AIOCD-AWACS, a prominent research firm, has found that the domestic pharmaceutical market has touched nearly a double digit growth in 2018 and bounced back to a greater height after facing a gloomy fortune in 2017. According to this firm, the pharmaceutical industry grew with an impressive rate of 9.4 percent (year-on-year basis), which is quite higher than its previous year and touched the market size of 1.29 trillion last year.
The same industry had witnessed a growth rate of 5.5 percent in 2017, which was the least growth rate that was recorded in the last eight years in the domestic pharmaceutical industry, implies the report.
Many experts believe that roll-out of GST on 1 July 2017 led to the delayed product approval, which ultimately dented the growth prospects of domestic pharmaceutical industry in an unprecedented manner. While others cited- the delayed inclusion of products under different price caps as the reasons for such dismal growth in 2017.
However, improved product approval rate and the settlement of grave issues surrounding GST cited as the reasons behind its phenomenal rise in 2018.
The report pointed out that anti-diabetes, cardiovascular, respiratory, and dermatology categories have helped the domestic pharmaceutical sector to touch a (near) double-digit growth rate in 2018. The overall volume grew at 4.8 percent while new introductions registered a 2.4 percent growth, added the report.
In all four quarters, domestic pharmaceutical industry grew with a rate of more than 9 percent (quarter-on-quarter) and maintained consistency in its performance. Abbott, Lupin, Intas, and Torrent are among the top companies that grew with double digits on MAT basis and contributed in the recovery of pharmaceutical industry after the GST gloom of 2017.

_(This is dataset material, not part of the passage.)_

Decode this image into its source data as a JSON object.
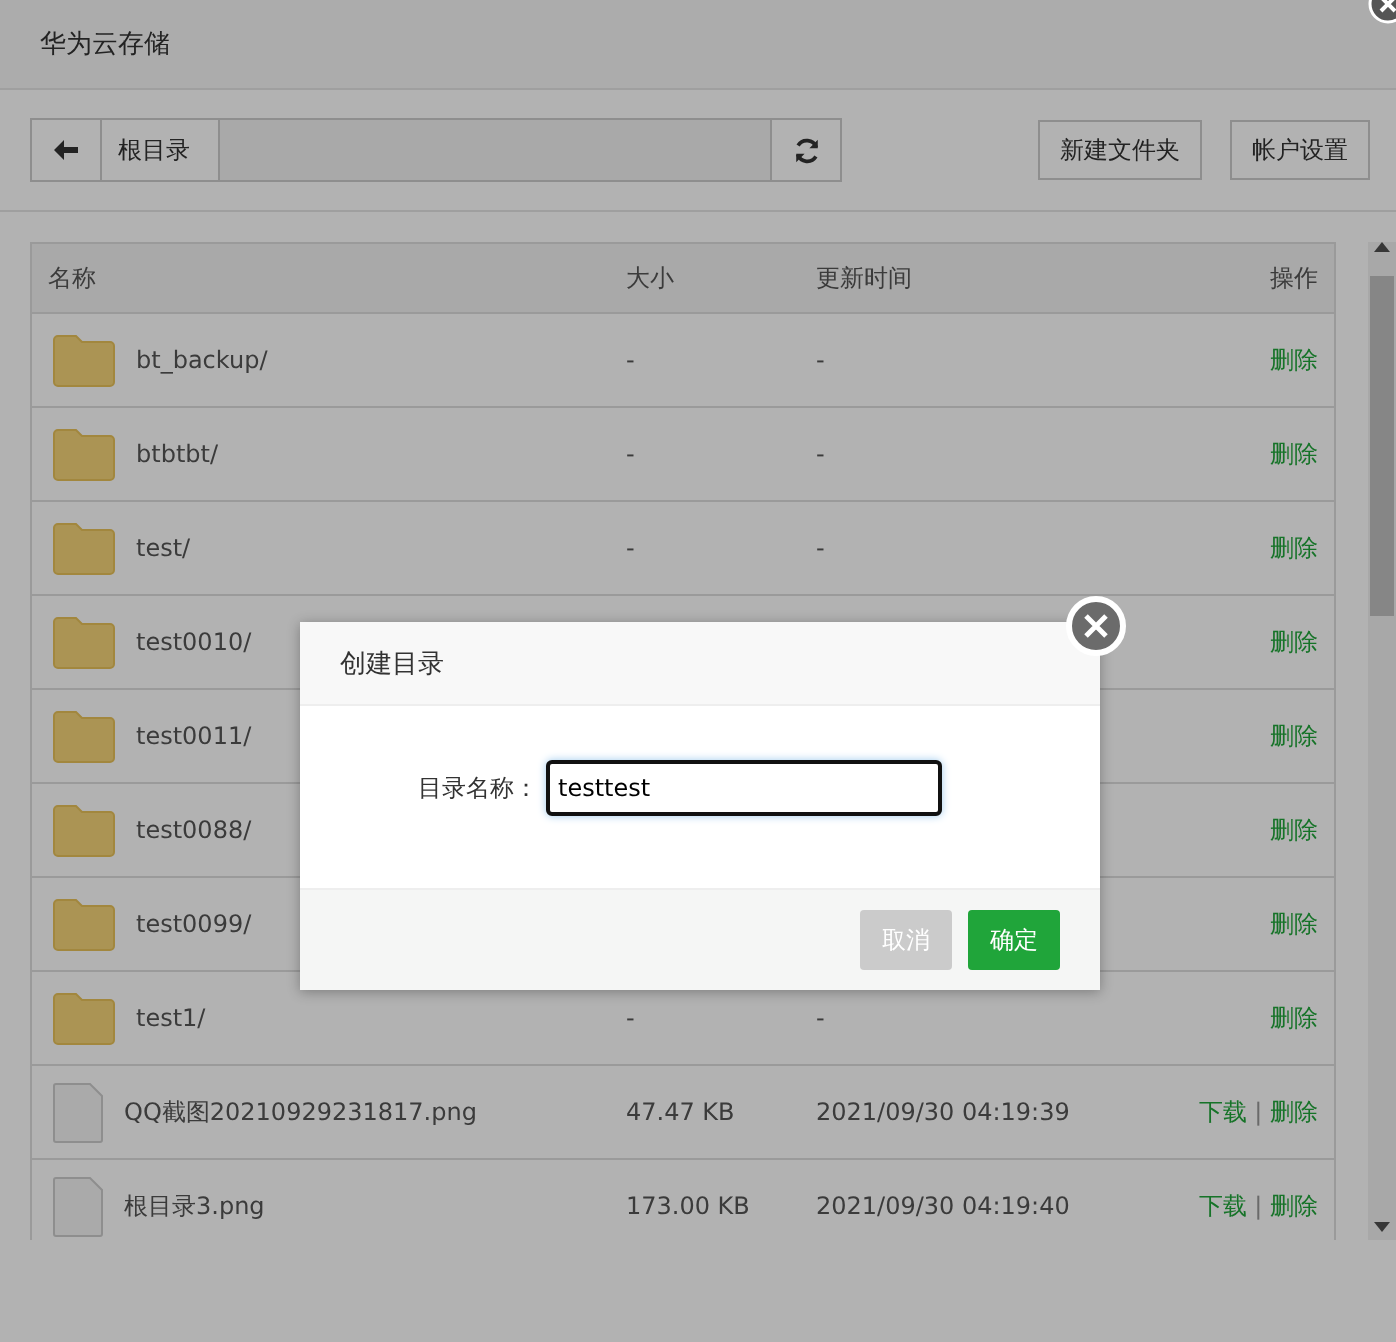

“The domestic pharmaceutical industry will maintain its current momentum and will touch a double digit growth in 2019 as well. New product introductions will upsurge this growth further. Glenmark will continue to focus on core therapy areas of dermatology, respiratory, cardio-diabetes, and oncology. And is ready to launch some innovative products later this year,” stated Sujesh Vasudevan, President, India formulations, Middle East and Africa, Glenmark Pharmaceuticals.
In 2017, the top ten companies (by sales value) held a market share of 42.7 percent with a 5.9 percent growth rate, while in 2018, the top ten companies had approximately the same market share of 42.94 percent share but have cloaked a growth rate close to10 per cent.
Chronic segments had done far better than others in the year 2018 in which anti-diabetic segment recorded 12.9 percent growth and cardiac therapy cloaked 11.7 percent growth. The magnitude of the success of anti-diabetes pharmaceuticals companies can be gauged from the facts that four out of the five top companies come from this segment alone.
“Strong patient demand and the growing need of chronic therapies can be the growth drivers of Indian pharmaceutical industry in 2019. We are confident that 2019 will mark as a momentous year as far as the growth of domestic pharmaceutical industry is concerned,” stated A. Vaidheesh, President of the Organisation of Pharmaceutical Producers of India.